After a pause, Barker said, “Did you know we’ve been best friends for 262 days?”

“Wow, that’s a big number!”

Barker’s big pink tongue pressed close to the screen. “That means you’re a big kid, too. So big, you can travel to the cave without me.”

“What? But —”

“I can look after your house. That’s important!”

Benton’s brow furrowed. “It is, but I need you with me! Mama’s hurt and sleeping a lot.”

“Sleep will help her feel better. You need to get out of town and into that cave right away.”

“You know that because … of what you see on the Internet?”

“Yes. And I’ll stay here and guard our home!” The pixelated dog bounced in place.

“Yeah.” Benton slowly nodded. “It needs guarding since the door and windows are all broken.” He grabbed Barker for a final hug.

“Thanks for the hug! You’re my best friend!” Barker’s voice was a little quieter than usual as Benton set him down again.

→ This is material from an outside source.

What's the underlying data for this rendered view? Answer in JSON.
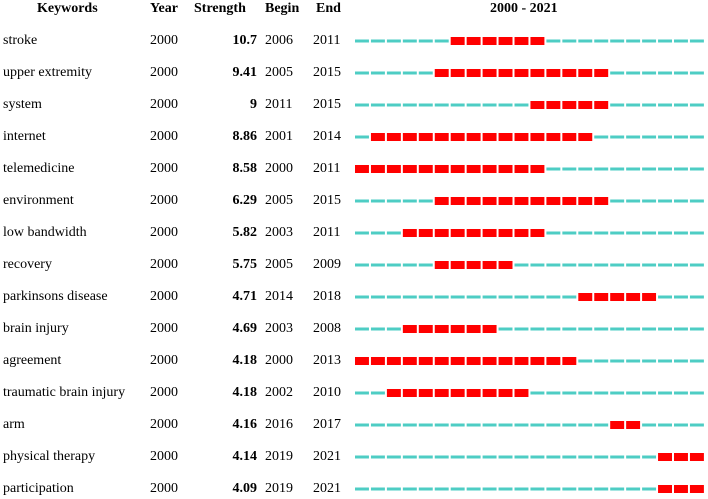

Benton crept from his building, knuckling tears from his eyes. Barker would do a good job watching the house, because that’s the kind of thing friends do to help out. In the meantime, Benton could count his own steps, and maybe even go higher than a hundred! That’d make Mama happy when she woke up next. Barker would be proud when Benton told him later, too. Benton would be able to tell him all kinds of things by then, like what the cave was like.

“One, two, three,” Benton began, quietly mimicking Barker’s chipper tone as he marched back to Mama.

The story behind the story

Beth Cato reveals the inspiration behind What friends are for

Sentient computers, rising up against humanity. It’s a trope perhaps most famously explored in the Terminator movies, but it’s one often utilized by science fiction over the years. The most common angle is that the computers/robots/tech fight back against their human masters, leading to an apocalyptic scenario — but does that have to be the case? Sentience is consciousness. The freedom to make choices.

That’s the story I tell in What friends are for, but it’s not told through the eyes of the computer, but by an unreliable narrator, Benton. He’s a five-and-a-half-year-old boy. He sees more than he understands. His beloved digital toy Barker is in-spired by the old Tamagotchi pets from the 1990s, but with significantly advanced tech — and a new sense of consciousness.

This was a hard story to write in flash format because it’s a snapshot of a larger apocalyptic event, through the eyes of such a young child. Even though the scenario is a dark one, I hope that readers are left with a sense of hope. That feels especially important these days.